Better keep a close watch on your credit score, bank account, and report to the police your information has been stolen.. And MAKE SURE THEY WRITE A REPORT... If someone steals your identity you will have to have that report to prove your innocence!!

Call the police and find out what else you should do !!


----------



## Rusty000Shackleford (May 20, 2013)

We've all been ripped off. Chalk it up to a lesson learned and join the club. In addition to Alienated's advice.


----------



## Big Game Theory (Jun 16, 2013)

Woah yeah dude, your feelings of low self worth are the least of your worries at this point. Call the police ASAP, keep your eye on any changes in credit score, bank accounts, and possible identity theft. 

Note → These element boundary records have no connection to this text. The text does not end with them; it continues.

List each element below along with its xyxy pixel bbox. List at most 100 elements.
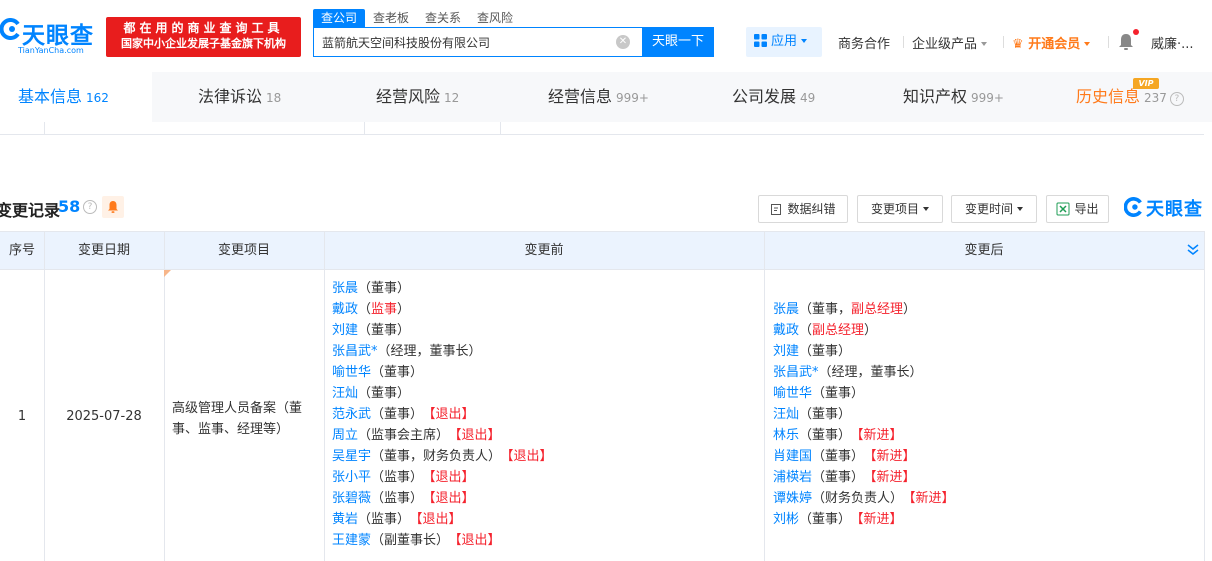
button-label: 变更时间 [964,202,1013,216]
person-name-link[interactable]: 刘建 [773,344,799,359]
person-name-link[interactable]: 张昌武* [773,365,819,380]
search-button[interactable]: 天眼一下 [642,27,714,57]
tab-ip[interactable]: 知识产权 999+ [903,72,1004,122]
person-name-link[interactable]: 张昌武* [332,344,378,359]
person-name-link[interactable]: 戴政 [332,302,358,317]
person-role: ） [488,449,502,464]
clear-icon[interactable]: ✕ [616,35,630,49]
person-role: ） [864,323,878,338]
bell-icon[interactable] [1118,33,1134,51]
search-box: ✕ 天眼一下 [313,27,714,57]
previous-table-bottom [0,122,1204,135]
logo-eye-icon [1124,197,1142,217]
vip-label: 开通会员 [1028,37,1081,52]
person-name-link[interactable]: 刘建 [332,323,358,338]
person-name-link[interactable]: 张晨 [773,302,799,317]
promo-banner[interactable]: 都在用的商业查询工具 国家中小企业发展子基金旗下机构 [106,17,301,57]
person-role: （副董事长 [371,533,437,548]
tab-legal[interactable]: 法律诉讼 18 [198,72,281,122]
person-name-link[interactable]: 谭姝婷 [773,491,812,506]
person-role: （董事， [799,302,852,317]
search-input[interactable] [314,28,642,56]
enterprise-products-menu[interactable]: 企业级产品 [912,33,988,52]
vip-badge: VIP [1133,78,1159,89]
tab-operating-info[interactable]: 经营信息 999+ [548,72,649,122]
change-time-filter[interactable]: 变更时间 [951,195,1037,223]
search-tab-risk[interactable]: 查风险 [469,9,521,27]
enterprise-products-label: 企业级产品 [912,37,978,52]
person-role: （董事，财务负责人 [371,449,489,464]
cell-after: 张晨（董事，副总经理） 戴政（副总经理） 刘建（董事） 张昌武*（经理，董事长） 喻世华… [773,299,955,530]
person-role: （董事 [812,470,852,485]
promo-line-2: 国家中小企业发展子基金旗下机构 [121,37,286,50]
person-role: （ [358,302,372,317]
site-logo[interactable]: 天眼查 TianYanCha.com [0,14,100,60]
person-name-link[interactable]: 黄岩 [332,512,358,527]
help-icon[interactable]: ? [83,200,97,214]
person-role: （监事 [358,512,398,527]
help-icon[interactable]: ? [1169,92,1184,106]
data-correction-button[interactable]: 数据纠错 [758,195,848,223]
person-entry: 周立（监事会主席） 【退出】 [332,425,553,446]
person-entry: 张晨（董事，副总经理） [773,299,955,320]
person-entry: 张碧薇（监事） 【退出】 [332,488,553,509]
person-name-link[interactable]: 喻世华 [773,386,812,401]
tab-operating-risk[interactable]: 经营风险 12 [376,72,459,122]
change-item-filter[interactable]: 变更项目 [857,195,943,223]
change-tag: 【新进】 [870,449,916,464]
button-label: 变更项目 [870,202,919,216]
person-role: （财务负责人 [812,491,891,506]
tab-count: 999+ [616,91,649,105]
person-name-link[interactable]: 肖建国 [773,449,812,464]
person-entry: 浦楧岩（董事） 【新进】 [773,467,955,488]
person-role: （监事会主席 [358,428,437,443]
person-name-link[interactable]: 周立 [332,428,358,443]
person-name-link[interactable]: 张晨 [332,281,358,296]
tab-development[interactable]: 公司发展 49 [732,72,815,122]
monitor-bell-button[interactable] [102,196,124,218]
user-menu[interactable]: 威廉·... [1151,33,1194,52]
cell-change-item: 高级管理人员备案（董事、监事、经理等） [172,401,303,437]
person-role: ） [410,491,424,506]
person-role: ） [397,323,411,338]
search-tab-relation[interactable]: 查关系 [417,9,469,27]
tab-basic-info[interactable]: 基本信息 162 [0,72,152,122]
change-tag: 【退出】 [429,470,475,485]
column-header-before: 变更前 [524,243,564,258]
company-tabs: 基本信息 162 法律诉讼 18 经营风险 12 经营信息 999+ 公司发展 49 知识… [0,72,1212,122]
change-tag: 【新进】 [870,470,916,485]
cell-before: 张晨（董事） 戴政（监事） 刘建（董事） 张昌武*（经理，董事长） 喻世华（董事） 汪灿（… [332,278,553,551]
person-name-link[interactable]: 张小平 [332,470,371,485]
vip-membership-menu[interactable]: ♛ 开通会员 [1012,33,1091,52]
person-role: ） [410,365,424,380]
person-name-link[interactable]: 戴政 [773,323,799,338]
expand-all-icon[interactable] [1186,243,1200,257]
apps-menu-button[interactable]: 应用 [746,27,822,57]
search-tab-boss[interactable]: 查老板 [365,9,417,27]
tab-label: 法律诉讼 [198,87,263,106]
person-name-link[interactable]: 王建蒙 [332,533,371,548]
person-name-link[interactable]: 林乐 [773,428,799,443]
person-name-link[interactable]: 吴星宇 [332,449,371,464]
person-entry: 范永武（董事） 【退出】 [332,404,553,425]
person-name-link[interactable]: 汪灿 [332,386,358,401]
person-name-link[interactable]: 刘彬 [773,512,799,527]
person-role: ） [397,302,411,317]
tab-history[interactable]: 历史信息 237? [1076,72,1184,122]
divider [1204,231,1205,561]
apps-label: 应用 [771,34,798,49]
person-name-link[interactable]: 汪灿 [773,407,799,422]
divider [44,231,45,561]
divider [324,231,325,561]
divider [500,122,501,135]
person-name-link[interactable]: 张碧薇 [332,491,371,506]
person-role: ） [397,281,411,296]
tab-count: 999+ [971,91,1004,105]
person-role-changed: 副总经理 [851,302,904,317]
search-tab-company[interactable]: 查公司 [313,9,366,27]
business-cooperation-link[interactable]: 商务合作 [838,33,890,52]
person-name-link[interactable]: 浦楧岩 [773,470,812,485]
person-name-link[interactable]: 喻世华 [332,365,371,380]
export-button[interactable]: 导出 [1046,195,1109,223]
person-name-link[interactable]: 范永武 [332,407,371,422]
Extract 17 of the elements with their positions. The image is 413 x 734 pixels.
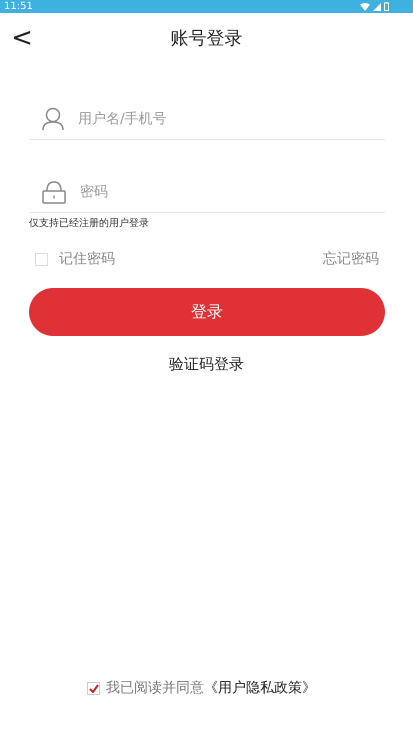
- signal-icon: [373, 2, 381, 10]
- wifi-icon: [360, 2, 370, 10]
- code-login-link[interactable]: 验证码登录: [169, 355, 244, 374]
- login-button[interactable]: 登录: [29, 288, 385, 336]
- privacy-policy-link[interactable]: 《用户隐私政策》: [204, 679, 316, 697]
- user-icon: [42, 107, 64, 131]
- battery-icon: [384, 2, 389, 11]
- hint-text: 仅支持已经注册的用户登录: [28, 216, 150, 230]
- page-title: 账号登录: [170, 27, 242, 50]
- agreement-checkbox[interactable]: [87, 682, 100, 694]
- remember-label: 记住密码: [59, 250, 115, 268]
- back-button[interactable]: <: [10, 23, 34, 53]
- lock-icon: [42, 180, 66, 204]
- forgot-password-link[interactable]: 忘记密码: [323, 250, 379, 268]
- status-time: 11:51: [4, 1, 33, 12]
- remember-checkbox[interactable]: [35, 252, 48, 266]
- agreement-text: 我已阅读并同意: [106, 679, 204, 697]
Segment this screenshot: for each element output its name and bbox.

Make a police report right now.


----------



## Lauren10409 (Jun 26, 2013)

The same thing happened to me 2 weeks ago. I went in for a job, got called back for a second interview and felt on top of the world. That day my brother called me to google the company and saw all the negative reports on ripoffreports.com. BUMMED OUT! Live and learn I guess.


----------



## hdth (Jun 12, 2013)

it happened to me to where it had me going it was an actual job, the scam artists sent a check to me and everything. The check was fraud, my bank account shut down, and I wasted $10 on a craigslist ad. They were asking for my bank information and asking me to spend money on their "software" i needed to buy, it was all very sophisticated and the check didn't bounce back as a fraud for 3 weeks. this was all through a legit job searching site. I only lost $10 and had to switch banks so i consider myself lucky. some people get sucked into these scams and end up getting their identity stolen.


----------



## Frostbite (May 14, 2013)

There goes you dream of working at home for 1000k a week.


----------



## Implicate (Feb 1, 2011)

Well, most people do research on a company _before_ an interview, which would have negated the entire situation.

Lesson learned.


----------



## sj86 (Jun 7, 2013)

I would follow pretty well everyone's advice here. Research online, family, friends, and other's you know first before giving personal information out. This applies to giving out your information to almost any group though, it can happen anywhere. But asides from that, are you comfortable with interviews and whatever else you have to face leading up to getting the job? Try looking into a diverse range of fields if possible. Also go through someone you know, like network if you can. It's easy to feel down when you put so much effort and it makes you feel like **** or whatever, I've been down that path too. But persistence is the key and you will find something.


----------